WebService::Nextbus - A screen scraper useful for propagating the data structure of WebService::Nextbus::Agency.

SYNOPSIS

  use WebService::Nextbus;
  $nb = new WebService::Nextbus;
  $nb->buildAgency('sf-muni'); # Scraping the webpages repeatedly can take time
  @stops = $nb->agencies->{'sf-muni'}->str2stopCodes('N', 'judah', 'Chu Dub');

@stops can now be used as valid GET arguments on the nextbus webpage.

DESCRIPTION

WebService::Nextbus can determine the relevant GET arguments for queries to the Nextbus website (www.nextbus.com) by screen scraping. WebService::Nextbus::Agency implements a basic data structure for storing and retrieving the information gleaned by this screen scraping.
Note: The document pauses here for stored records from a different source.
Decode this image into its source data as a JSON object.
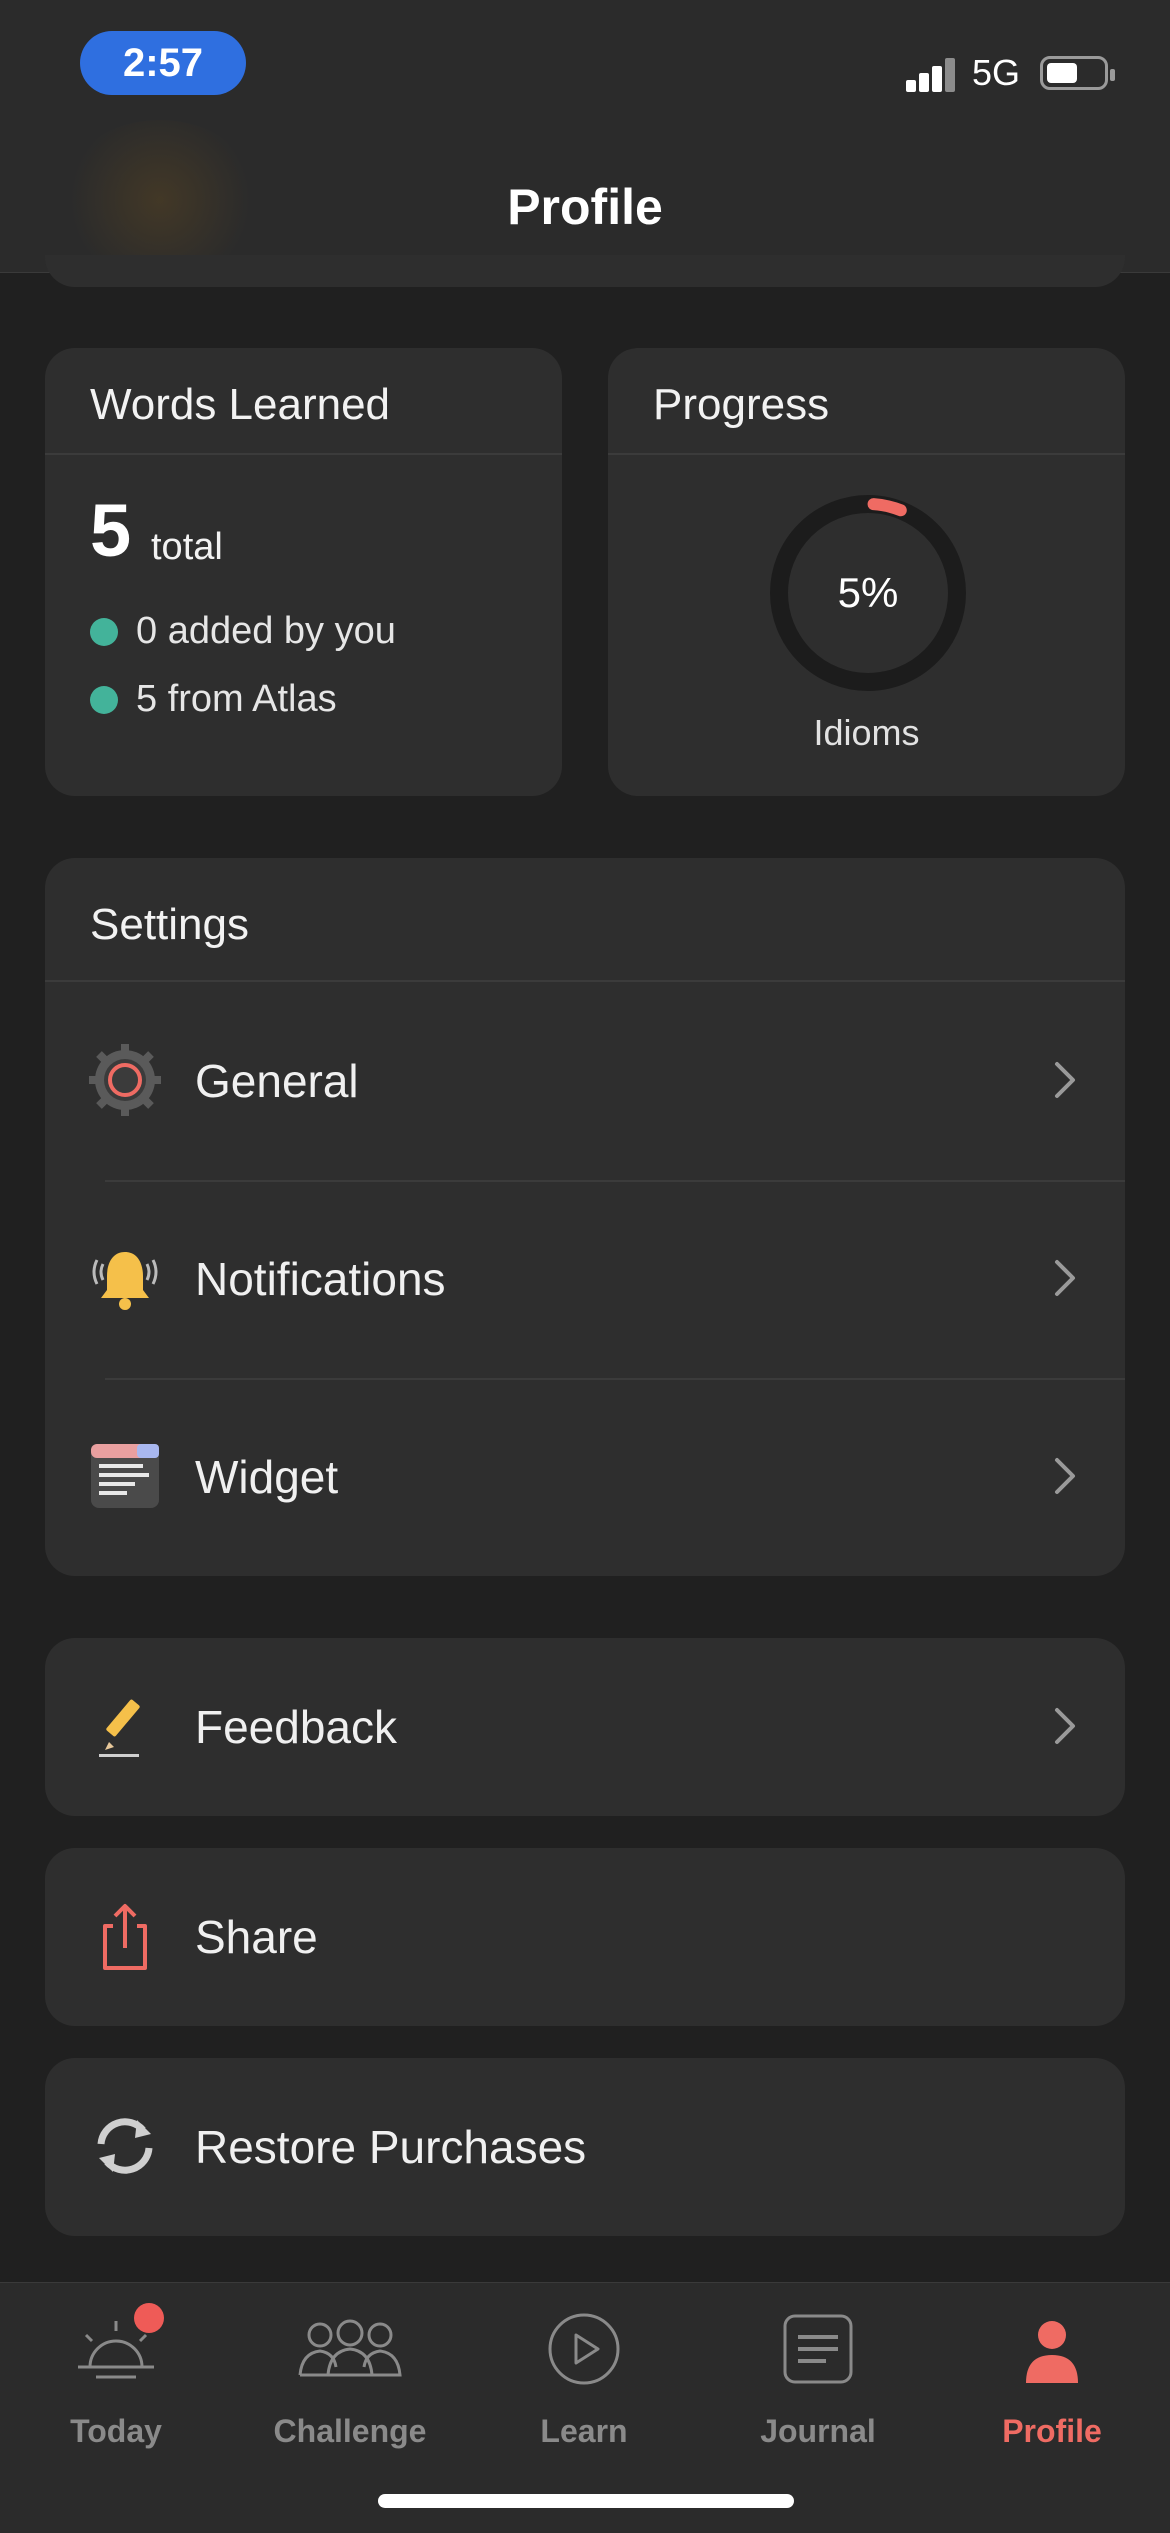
{
  "status": {
    "time": "2:57",
    "network": "5G"
  },
  "header": {
    "title": "Profile"
  },
  "words_learned": {
    "title": "Words Learned",
    "total": "5",
    "total_label": "total",
    "added_by_you": "0 added by you",
    "from_atlas": "5 from Atlas",
    "dot_color": "#43b39a"
  },
  "progress": {
    "title": "Progress",
    "percent_text": "5%",
    "percent_value": 0.05,
    "label": "Idioms",
    "ring_color": "#ef6b63"
  },
  "settings": {
    "title": "Settings",
    "items": [
      {
        "label": "General",
        "icon": "gear-icon"
      },
      {
        "label": "Notifications",
        "icon": "bell-icon"
      },
      {
        "label": "Widget",
        "icon": "widget-icon"
      }
    ]
  },
  "actions": {
    "feedback": "Feedback",
    "share": "Share",
    "restore": "Restore Purchases"
  },
  "tabs": [
    {
      "label": "Today",
      "icon": "sunrise-icon",
      "badge": true
    },
    {
      "label": "Challenge",
      "icon": "people-icon"
    },
    {
      "label": "Learn",
      "icon": "play-icon"
    },
    {
      "label": "Journal",
      "icon": "journal-icon"
    },
    {
      "label": "Profile",
      "icon": "person-icon",
      "active": true
    }
  ],
  "accent_color": "#ef6b63"
}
Once the proper GET code has been retrieved, a web useragent can use the argument to build a URL for the desired information. This useragent function will probably eventually be incorporated into WebService::Nextbus.
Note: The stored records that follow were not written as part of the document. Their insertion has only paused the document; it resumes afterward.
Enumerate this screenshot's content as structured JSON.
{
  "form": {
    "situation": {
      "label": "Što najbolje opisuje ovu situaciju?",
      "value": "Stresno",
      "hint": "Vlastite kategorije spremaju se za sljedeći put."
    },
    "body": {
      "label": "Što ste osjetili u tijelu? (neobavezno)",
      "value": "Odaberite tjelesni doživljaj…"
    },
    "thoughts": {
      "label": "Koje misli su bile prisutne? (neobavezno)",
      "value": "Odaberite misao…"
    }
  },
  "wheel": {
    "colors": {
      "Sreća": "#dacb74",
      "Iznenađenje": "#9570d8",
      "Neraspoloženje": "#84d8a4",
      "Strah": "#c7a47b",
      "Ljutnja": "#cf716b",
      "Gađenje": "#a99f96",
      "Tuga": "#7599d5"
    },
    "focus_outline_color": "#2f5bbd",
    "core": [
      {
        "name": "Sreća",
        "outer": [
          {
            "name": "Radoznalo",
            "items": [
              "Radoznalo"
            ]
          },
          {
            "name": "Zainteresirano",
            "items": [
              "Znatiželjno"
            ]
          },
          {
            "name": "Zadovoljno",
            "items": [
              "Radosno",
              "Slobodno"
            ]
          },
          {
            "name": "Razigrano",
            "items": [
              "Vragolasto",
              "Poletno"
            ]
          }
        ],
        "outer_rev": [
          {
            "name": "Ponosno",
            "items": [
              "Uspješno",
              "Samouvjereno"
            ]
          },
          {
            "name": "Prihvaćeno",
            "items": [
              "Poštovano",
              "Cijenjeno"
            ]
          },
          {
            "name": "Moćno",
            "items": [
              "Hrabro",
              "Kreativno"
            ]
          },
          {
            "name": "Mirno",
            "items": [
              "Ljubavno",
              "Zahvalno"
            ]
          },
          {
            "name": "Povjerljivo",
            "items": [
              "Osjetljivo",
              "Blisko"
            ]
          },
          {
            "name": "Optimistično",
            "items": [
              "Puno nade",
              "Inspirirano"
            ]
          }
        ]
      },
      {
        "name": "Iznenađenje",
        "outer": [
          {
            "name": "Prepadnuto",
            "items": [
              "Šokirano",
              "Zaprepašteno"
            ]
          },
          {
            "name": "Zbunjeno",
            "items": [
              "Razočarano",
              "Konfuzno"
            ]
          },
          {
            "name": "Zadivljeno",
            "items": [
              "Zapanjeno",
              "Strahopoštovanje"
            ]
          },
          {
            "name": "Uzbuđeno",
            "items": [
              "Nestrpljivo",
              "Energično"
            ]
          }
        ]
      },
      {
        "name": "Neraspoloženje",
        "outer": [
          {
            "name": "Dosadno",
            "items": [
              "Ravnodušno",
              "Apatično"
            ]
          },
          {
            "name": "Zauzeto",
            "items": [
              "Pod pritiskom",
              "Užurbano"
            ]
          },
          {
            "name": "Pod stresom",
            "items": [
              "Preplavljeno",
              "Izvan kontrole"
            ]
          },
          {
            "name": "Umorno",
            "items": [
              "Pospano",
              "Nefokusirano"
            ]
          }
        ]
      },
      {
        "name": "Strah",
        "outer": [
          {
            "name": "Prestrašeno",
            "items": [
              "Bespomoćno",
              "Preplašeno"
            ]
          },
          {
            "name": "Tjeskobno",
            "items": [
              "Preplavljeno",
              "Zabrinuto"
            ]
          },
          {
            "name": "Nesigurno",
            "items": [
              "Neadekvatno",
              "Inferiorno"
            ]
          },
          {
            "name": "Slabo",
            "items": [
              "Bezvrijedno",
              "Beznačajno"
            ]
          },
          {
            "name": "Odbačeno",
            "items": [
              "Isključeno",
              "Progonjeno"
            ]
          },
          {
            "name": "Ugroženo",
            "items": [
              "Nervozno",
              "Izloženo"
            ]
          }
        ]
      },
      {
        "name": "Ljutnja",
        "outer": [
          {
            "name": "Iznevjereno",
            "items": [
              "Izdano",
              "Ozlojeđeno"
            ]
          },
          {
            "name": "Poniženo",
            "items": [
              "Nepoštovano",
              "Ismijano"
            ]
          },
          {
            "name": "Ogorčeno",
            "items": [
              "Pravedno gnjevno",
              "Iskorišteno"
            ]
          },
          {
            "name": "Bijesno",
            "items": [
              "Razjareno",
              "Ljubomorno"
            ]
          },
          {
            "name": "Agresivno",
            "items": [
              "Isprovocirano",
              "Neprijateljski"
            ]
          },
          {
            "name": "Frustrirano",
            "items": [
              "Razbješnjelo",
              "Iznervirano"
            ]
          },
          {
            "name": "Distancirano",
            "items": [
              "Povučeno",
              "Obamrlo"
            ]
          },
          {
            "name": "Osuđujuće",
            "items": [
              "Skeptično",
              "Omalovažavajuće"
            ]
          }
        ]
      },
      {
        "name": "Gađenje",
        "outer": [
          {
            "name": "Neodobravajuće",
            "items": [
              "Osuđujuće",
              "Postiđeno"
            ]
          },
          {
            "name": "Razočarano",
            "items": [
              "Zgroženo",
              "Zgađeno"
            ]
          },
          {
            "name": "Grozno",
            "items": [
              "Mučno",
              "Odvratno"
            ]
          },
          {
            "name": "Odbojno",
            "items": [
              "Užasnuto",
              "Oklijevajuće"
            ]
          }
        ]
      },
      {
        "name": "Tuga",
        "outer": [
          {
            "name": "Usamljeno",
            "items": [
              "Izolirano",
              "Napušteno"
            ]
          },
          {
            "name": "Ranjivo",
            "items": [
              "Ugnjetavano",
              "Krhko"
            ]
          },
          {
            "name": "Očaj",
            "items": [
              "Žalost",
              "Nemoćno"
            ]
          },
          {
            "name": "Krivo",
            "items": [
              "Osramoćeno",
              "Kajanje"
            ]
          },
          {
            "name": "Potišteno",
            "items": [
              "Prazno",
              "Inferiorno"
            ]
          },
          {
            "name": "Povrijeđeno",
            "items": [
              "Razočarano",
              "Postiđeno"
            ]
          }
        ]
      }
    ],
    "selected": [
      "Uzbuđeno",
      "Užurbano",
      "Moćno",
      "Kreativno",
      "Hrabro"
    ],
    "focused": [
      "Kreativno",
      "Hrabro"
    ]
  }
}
The screen scraping is done without any additional required HTML parser module. I did this to improve interoperability, but the parsing is therefore necessarily crude and perhaps not as fast as it could be (it uses RegExps rather than a state machine). This shouldn't be a major issue, however; although running the initial screen scraping, with buildAgency for example, can be slow, you should be able to store the results (using Storable for example) and then retrieve them quickly. This should work well since the data don't change all that frequently.

For example:

  # As above (use emery agency for example because it's smaller, faster)
  use WebService::Nextbus;
  $nb = new WebService::Nextbus;
  $nb->buildAgency('emery'); # Scraping the webpages repeatedly can take time

  # Now store the resulting agency, retrieve it, and dump its contents
  use Storable qw(nstore);
  nstore($nb->agencies->{'emery'}, 'emery.store');
  $agency = retrieve('emery.store');
  print $agency->routesAsString;

  # Or store just the routes tree, retrieve it, and dump its contents
  nstore($nb->agencies->{'emery'}->routes, 'emery_routes.store');
  $agency = new WebService::Nextbus::Agency;
  $agency->routes(retrieve('emery_routes.store'));
  print $agency->routesAsString;

EXPORT

None by default; OO interface.

REQUIRES

Requires the LWP::UserAgent module and the WebService::Nextbus::Agency package. Tests require the Test::More module.

AUTHOR

Peter H. Li<lt>phli@cpan.org<gt>

COPYRIGHT

Licensed by Creative Commons http://creativecommons.org/licenses/by-nc-sa/2.0/

SEE ALSO

WebService::Nextbus::Agency, LWP::UserAgent, perl.